Abstract

Two series of tetrahedral phthalocyanine-based systems presenting a central carbon or silicon atom have been synthesized and fully characterized. Ethynyl spacers connect the peripheral Pc units to the central core. Some of the structures contain four identical Pc moieties, whereas other ones bear either an electron-withdrawing or an electron releasing group in the fourth subunit. The synthetic strategy consisted in metal mediated coupling reactions between tri-tert-butylethynylphthalocyanine and the corresponding methane or silane derivatives. A second-order nonlinear optical (NLO) study, through hyper-Rayleigh scattering measurements, reveals that, by combining centrosymmetrical moieties that are not second-order NLO active by themselves, in an octupolar fashion, a large second-order NLO response is achieved, in contrast to classical octupolar combinations of donor-acceptor NLO active dipolar moieties. In particular, the C-centered tetramer exhibits a large beta(HRS) value, which is among the highest reported so far for octupolar Pc-based molecules. Interestingly, carbon-centered molecules show a better NLO response with respect to the silicon-centered ones, probably due to a different effective symmetry, largely T(d) for the C-centered compounds and D(2d) for the Si-centered systems.
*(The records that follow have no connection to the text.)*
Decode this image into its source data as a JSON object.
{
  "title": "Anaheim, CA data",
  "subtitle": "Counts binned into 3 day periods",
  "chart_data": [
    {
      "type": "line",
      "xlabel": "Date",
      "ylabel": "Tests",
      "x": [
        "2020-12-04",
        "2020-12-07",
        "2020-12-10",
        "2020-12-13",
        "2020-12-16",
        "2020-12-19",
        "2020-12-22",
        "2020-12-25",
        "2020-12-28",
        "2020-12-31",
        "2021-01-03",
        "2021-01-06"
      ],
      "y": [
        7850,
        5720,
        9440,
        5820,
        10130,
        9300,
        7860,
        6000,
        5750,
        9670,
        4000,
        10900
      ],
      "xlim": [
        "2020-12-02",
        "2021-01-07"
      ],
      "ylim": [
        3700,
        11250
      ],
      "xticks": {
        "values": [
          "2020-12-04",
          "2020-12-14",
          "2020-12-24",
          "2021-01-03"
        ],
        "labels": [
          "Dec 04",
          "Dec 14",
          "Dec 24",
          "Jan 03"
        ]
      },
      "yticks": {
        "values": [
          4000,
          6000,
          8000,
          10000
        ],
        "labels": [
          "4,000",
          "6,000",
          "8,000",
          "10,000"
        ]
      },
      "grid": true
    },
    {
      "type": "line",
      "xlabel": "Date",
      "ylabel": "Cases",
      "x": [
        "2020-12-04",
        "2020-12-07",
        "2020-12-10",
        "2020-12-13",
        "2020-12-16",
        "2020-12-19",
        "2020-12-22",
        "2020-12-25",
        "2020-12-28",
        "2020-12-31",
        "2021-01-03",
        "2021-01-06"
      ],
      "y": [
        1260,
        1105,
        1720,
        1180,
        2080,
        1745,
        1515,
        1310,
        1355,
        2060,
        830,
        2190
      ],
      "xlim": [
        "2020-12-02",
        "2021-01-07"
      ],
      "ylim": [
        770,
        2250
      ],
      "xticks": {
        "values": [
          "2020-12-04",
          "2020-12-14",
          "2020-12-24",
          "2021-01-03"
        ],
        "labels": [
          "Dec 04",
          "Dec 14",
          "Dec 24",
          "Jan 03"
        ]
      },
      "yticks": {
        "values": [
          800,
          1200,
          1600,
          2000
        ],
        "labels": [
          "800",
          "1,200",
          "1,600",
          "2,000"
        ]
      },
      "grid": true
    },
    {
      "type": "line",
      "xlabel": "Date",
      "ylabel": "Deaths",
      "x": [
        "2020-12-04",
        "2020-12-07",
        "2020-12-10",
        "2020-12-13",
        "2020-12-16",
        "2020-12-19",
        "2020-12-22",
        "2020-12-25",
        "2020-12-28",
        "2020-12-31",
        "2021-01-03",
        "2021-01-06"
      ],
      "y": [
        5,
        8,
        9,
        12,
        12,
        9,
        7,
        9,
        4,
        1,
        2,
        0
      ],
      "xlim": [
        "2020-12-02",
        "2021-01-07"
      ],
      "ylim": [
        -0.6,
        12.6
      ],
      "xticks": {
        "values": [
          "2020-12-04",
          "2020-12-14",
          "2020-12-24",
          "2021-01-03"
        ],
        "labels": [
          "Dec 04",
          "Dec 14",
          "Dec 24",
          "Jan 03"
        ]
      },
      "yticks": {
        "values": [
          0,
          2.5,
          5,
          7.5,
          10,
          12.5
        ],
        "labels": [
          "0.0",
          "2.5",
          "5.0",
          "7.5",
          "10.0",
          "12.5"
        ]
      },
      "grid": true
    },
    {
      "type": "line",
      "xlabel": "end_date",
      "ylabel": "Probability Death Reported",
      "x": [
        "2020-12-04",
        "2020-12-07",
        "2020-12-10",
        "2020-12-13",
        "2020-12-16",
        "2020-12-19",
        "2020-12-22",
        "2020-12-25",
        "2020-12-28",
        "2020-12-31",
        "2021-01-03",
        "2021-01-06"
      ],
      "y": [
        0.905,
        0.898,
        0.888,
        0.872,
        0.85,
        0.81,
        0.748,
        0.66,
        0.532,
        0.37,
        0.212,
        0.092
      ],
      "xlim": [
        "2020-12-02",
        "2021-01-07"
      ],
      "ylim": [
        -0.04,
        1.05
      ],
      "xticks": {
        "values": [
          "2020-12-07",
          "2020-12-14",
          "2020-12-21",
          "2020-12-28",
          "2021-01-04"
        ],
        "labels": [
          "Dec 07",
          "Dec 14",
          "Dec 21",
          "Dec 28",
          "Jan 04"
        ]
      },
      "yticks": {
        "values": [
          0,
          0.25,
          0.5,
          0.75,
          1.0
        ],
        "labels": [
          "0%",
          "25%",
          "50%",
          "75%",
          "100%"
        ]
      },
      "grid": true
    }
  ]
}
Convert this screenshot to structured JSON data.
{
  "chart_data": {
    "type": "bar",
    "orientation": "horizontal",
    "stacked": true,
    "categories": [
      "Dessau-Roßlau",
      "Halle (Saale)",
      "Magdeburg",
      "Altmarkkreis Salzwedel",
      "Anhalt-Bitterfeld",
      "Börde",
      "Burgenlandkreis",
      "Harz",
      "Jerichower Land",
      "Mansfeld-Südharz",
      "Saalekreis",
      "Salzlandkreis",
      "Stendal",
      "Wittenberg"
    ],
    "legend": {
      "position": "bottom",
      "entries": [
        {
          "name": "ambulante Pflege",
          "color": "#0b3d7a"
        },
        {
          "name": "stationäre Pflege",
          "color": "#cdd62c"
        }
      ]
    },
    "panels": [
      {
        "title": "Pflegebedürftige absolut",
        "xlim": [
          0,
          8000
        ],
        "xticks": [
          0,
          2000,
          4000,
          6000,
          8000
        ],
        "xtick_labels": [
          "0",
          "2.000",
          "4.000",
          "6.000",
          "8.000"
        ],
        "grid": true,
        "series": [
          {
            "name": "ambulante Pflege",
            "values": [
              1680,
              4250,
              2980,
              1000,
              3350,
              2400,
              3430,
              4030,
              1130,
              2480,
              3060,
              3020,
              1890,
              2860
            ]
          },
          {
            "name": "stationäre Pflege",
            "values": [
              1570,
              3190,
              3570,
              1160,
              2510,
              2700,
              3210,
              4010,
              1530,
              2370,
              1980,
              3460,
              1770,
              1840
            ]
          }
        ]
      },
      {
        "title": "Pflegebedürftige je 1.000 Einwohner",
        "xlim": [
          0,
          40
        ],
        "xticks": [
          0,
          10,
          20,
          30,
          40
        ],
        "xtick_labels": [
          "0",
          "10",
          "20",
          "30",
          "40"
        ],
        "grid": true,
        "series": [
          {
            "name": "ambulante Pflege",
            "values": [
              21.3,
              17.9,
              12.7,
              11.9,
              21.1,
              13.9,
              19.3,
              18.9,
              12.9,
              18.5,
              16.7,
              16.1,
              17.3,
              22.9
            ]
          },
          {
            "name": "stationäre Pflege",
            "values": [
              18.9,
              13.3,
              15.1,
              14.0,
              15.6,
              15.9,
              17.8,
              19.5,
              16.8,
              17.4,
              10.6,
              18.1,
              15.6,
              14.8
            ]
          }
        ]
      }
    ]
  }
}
While other design strategies for second-order NLO effects have always fundamentally kept on relying on the old dipolar paradigm (even though the resulting molecular structure was octupolar--the most striking exponent of this is the octupolar 1,3,5-triamino-2,4,6-trinitrobenzene molecule, a simple octupolar expansion of the dipolar p-nitroaniline), we here present for the first time that the octupolar symmetry by itself, realized by four nondipolar moieties in a tetrahedral arrangement, results also in a large second-order nonlinear response.